Nie zapominaj że w latach 70tych wolno było lać uczniów :/ . To też chcesz wrócić?

Stanowcze NIE dla stawiania poprzeczki pod sufit tylko po to aby wyłapać najzdolniejszych kosztem zgnojenia pozostałych.

I niestety mijasz się z prawdą, ponieważ zwykle moja średnia ocen oscylowała pomiędzy 4.0 a 4.5 (przy czym miałem duże problemy z językami obcymi). Więc dalej uważasz że jestem średniakiem?
Nie każdy nadaje się do wszystkiego, takie są fakty. Fakt że ktoś jest nogą z danej dziedziny nie oznacza że nie może być geniuszem w innej.
Stephen Hawking był kaleką, ale również geniuszem astrofizyki.
Tesla był schifrenikiem. Einstain nie umiał wiązać butów. I co z tego?
Powinnaś zrozumieć że świat generalnie jest w równowadze, jeśli w czymś jesteś do przodu to w czymś musisz być do tyłu. I byłoby fair gdybyś była wybitna z nauk ścisłych, ale musiała powtarzać ciągle tą samą klasę tylko dlatego że nie umiesz na flecie? I za nic nie umiesz tego ogarnąć. No proszę cię...

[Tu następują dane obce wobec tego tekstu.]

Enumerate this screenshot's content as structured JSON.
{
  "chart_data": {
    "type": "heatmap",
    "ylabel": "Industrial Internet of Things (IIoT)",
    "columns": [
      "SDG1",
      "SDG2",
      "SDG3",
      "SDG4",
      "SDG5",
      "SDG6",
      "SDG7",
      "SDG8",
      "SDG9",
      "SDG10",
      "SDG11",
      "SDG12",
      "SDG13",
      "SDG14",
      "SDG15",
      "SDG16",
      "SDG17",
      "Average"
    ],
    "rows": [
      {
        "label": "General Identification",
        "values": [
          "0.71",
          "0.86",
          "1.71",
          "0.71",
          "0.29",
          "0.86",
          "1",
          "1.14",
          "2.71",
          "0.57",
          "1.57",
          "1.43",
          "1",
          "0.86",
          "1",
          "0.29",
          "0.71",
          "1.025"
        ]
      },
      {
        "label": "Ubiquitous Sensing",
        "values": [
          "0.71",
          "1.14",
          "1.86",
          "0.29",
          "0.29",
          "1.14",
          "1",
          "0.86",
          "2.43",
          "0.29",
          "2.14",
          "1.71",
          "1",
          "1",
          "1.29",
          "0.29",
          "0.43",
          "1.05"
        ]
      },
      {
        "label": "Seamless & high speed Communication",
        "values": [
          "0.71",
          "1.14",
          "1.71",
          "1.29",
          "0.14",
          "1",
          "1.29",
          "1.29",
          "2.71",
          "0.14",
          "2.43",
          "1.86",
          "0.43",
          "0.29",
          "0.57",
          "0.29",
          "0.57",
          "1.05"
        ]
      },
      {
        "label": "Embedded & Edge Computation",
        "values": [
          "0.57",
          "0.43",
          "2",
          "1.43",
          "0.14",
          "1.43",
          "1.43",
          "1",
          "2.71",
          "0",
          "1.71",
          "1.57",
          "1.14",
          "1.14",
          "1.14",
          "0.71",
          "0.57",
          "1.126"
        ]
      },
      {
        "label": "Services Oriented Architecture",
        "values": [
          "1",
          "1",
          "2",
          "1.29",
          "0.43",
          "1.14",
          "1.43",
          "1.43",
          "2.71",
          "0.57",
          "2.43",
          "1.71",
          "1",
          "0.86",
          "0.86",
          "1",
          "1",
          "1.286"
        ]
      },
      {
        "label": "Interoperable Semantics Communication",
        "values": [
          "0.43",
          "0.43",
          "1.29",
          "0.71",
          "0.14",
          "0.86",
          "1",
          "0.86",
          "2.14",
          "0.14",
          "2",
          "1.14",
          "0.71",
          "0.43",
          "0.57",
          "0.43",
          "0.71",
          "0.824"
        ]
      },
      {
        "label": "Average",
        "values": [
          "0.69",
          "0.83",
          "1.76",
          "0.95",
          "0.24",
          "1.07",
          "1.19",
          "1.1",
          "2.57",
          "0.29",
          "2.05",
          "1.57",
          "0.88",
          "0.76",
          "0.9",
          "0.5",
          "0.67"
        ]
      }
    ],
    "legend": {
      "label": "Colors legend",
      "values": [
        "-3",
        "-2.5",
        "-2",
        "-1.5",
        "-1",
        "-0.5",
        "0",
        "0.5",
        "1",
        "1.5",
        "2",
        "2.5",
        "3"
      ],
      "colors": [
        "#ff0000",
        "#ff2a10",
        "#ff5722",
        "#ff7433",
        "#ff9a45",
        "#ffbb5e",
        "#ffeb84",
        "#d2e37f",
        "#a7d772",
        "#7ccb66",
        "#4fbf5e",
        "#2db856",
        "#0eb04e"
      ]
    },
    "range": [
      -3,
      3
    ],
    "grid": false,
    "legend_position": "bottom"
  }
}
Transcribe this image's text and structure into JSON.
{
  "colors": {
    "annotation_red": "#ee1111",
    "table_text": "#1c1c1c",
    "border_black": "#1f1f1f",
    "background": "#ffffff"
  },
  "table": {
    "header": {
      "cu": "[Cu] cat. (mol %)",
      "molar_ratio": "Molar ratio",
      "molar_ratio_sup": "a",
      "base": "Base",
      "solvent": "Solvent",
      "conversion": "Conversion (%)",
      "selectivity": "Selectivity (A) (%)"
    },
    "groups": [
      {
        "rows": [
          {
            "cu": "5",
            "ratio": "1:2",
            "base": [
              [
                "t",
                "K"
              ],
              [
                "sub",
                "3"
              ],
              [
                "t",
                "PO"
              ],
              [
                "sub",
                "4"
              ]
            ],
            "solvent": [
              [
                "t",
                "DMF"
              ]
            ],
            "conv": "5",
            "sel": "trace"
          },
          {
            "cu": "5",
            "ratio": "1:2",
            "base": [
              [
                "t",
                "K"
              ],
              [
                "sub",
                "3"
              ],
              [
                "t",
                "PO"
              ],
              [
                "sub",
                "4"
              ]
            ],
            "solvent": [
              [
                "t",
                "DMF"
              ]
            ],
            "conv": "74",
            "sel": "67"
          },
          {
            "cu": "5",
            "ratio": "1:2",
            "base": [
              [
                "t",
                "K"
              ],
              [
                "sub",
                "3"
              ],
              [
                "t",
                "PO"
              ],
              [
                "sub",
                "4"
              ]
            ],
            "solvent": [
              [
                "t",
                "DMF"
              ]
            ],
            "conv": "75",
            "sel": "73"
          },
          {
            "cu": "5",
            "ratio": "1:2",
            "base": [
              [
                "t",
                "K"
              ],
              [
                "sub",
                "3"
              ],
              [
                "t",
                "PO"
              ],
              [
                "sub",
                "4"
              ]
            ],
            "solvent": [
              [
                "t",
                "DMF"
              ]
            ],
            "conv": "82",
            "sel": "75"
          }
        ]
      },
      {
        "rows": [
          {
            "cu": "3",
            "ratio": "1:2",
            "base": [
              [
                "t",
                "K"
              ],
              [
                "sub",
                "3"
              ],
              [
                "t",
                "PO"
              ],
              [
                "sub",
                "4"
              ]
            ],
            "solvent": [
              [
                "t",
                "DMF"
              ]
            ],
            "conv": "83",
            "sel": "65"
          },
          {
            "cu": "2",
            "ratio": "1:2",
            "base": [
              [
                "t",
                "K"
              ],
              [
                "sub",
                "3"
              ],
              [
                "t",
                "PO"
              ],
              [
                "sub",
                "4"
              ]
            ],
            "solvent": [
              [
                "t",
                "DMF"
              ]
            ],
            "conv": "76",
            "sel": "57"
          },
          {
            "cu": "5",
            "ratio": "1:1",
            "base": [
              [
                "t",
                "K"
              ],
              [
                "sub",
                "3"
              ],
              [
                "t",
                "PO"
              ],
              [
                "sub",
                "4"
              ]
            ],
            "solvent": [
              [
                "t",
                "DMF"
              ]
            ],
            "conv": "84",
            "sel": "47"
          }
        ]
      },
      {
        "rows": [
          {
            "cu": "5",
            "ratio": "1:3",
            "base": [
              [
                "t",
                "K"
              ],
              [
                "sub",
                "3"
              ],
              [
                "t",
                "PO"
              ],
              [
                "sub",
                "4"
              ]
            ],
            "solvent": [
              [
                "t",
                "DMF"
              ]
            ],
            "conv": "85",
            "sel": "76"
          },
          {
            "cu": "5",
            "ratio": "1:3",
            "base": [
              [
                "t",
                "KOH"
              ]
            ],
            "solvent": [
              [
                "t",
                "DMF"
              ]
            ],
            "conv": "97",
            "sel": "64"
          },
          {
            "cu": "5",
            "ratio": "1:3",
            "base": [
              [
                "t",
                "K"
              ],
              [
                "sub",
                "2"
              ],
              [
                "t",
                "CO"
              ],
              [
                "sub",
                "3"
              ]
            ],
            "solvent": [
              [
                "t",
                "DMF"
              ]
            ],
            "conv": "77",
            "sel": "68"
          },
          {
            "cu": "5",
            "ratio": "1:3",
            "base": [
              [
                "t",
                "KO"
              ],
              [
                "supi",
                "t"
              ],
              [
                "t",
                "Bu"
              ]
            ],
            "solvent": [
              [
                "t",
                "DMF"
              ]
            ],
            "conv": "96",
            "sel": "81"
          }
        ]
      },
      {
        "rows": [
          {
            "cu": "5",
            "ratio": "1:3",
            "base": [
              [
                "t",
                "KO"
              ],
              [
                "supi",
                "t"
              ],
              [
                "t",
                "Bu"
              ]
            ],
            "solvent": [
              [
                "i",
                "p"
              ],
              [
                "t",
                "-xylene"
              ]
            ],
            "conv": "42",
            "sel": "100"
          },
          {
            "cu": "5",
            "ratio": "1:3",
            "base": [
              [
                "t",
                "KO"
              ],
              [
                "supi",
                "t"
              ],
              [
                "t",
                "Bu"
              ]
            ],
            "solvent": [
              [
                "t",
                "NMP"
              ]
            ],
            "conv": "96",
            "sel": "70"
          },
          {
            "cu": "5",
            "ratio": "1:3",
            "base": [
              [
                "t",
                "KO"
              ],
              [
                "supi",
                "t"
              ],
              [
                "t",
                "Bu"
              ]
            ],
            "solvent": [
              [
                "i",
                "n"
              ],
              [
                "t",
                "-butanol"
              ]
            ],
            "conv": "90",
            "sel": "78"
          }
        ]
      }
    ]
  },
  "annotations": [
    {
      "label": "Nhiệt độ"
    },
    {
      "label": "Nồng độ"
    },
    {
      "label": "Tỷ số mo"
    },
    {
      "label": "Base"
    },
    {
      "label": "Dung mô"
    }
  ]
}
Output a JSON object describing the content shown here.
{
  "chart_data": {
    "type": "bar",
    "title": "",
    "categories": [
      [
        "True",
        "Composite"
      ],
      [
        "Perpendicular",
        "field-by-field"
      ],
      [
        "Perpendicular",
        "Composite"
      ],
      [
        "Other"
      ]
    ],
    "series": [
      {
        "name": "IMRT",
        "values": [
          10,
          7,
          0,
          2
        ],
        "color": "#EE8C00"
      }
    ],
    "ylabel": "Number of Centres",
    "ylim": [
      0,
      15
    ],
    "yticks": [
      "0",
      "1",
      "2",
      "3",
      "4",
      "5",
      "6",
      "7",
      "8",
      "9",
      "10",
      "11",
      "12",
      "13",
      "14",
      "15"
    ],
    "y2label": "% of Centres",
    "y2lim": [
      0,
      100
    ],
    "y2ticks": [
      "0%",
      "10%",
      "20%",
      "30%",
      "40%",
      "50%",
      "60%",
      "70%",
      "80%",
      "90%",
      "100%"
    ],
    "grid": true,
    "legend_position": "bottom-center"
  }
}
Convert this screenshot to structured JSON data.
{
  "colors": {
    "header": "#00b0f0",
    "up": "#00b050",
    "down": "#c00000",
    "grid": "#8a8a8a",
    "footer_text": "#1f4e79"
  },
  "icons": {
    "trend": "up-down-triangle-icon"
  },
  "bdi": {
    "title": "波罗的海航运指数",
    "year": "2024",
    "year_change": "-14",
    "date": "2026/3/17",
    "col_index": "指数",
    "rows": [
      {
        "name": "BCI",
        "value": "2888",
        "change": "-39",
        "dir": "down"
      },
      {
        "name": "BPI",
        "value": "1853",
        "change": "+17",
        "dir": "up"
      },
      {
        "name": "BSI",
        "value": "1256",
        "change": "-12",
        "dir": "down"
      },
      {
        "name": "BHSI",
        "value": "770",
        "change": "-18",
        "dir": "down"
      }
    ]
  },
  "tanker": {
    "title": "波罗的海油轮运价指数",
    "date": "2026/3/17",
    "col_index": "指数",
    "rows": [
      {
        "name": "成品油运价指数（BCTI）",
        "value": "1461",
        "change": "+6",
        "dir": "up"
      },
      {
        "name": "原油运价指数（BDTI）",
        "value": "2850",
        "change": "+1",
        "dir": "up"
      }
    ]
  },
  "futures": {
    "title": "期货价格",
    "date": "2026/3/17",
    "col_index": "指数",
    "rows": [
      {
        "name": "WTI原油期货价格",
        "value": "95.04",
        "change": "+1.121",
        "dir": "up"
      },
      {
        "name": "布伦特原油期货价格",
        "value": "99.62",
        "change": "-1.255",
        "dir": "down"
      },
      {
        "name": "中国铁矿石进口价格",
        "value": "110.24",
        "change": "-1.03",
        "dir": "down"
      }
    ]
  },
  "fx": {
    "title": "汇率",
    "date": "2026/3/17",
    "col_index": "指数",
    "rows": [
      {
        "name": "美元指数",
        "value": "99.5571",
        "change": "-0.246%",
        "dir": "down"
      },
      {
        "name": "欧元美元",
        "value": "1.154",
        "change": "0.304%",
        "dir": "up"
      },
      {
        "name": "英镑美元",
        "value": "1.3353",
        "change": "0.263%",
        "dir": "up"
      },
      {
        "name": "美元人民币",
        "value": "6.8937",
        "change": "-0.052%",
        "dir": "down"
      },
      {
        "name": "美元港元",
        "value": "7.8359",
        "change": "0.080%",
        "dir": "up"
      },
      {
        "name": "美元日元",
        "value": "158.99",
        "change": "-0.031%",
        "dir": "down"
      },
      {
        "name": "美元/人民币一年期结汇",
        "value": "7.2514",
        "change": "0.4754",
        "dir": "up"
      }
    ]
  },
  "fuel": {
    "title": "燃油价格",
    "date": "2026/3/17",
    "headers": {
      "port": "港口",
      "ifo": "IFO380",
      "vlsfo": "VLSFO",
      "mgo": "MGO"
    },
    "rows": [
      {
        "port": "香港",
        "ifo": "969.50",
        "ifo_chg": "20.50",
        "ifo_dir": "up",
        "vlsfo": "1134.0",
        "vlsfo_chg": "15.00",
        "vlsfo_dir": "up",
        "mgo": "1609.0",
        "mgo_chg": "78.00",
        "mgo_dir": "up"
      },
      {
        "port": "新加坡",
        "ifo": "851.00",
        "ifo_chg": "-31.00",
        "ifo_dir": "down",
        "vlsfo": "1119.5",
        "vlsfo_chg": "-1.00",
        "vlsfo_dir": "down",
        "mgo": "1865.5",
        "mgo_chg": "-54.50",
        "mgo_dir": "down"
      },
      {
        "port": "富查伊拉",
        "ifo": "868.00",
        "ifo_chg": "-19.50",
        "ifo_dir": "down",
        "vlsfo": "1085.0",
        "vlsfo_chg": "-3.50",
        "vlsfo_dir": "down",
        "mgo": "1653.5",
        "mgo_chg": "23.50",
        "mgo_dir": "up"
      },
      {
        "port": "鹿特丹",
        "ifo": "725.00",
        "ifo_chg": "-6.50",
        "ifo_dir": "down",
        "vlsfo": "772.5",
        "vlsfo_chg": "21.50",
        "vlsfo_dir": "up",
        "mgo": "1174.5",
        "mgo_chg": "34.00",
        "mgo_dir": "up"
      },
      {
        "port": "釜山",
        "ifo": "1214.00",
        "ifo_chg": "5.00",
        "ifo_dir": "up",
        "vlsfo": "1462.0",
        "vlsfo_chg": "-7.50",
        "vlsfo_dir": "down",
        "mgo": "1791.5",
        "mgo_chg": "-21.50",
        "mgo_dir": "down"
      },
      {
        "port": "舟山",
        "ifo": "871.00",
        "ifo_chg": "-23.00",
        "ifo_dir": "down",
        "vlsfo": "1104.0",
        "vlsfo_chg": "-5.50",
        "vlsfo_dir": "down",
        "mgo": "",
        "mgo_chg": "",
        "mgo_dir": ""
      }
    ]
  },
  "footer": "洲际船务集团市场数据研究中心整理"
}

Od tego właśnie jest nauczanie profilowane. Ma rozwinąć twoje predyspozycje. Nie obciążac jednocześnie innych uczniów o innych predyspozycjach.

Zarzucasz że obecny i proponowany przeze mnie program ma wszystkich robić "na jeden szablon". A twój nie? Albo zaliczysz, albo nie i wgl szkoły możesz nie skończyć. Pomimo świetnych predyspozycji do danego zawodu nie możesz go osiągnąć bo nie nauczyłeś się nieprzydatnego przedmiotu (dla tego zawodu). Brawo - właśnie wykluczasz jednostki wybitne...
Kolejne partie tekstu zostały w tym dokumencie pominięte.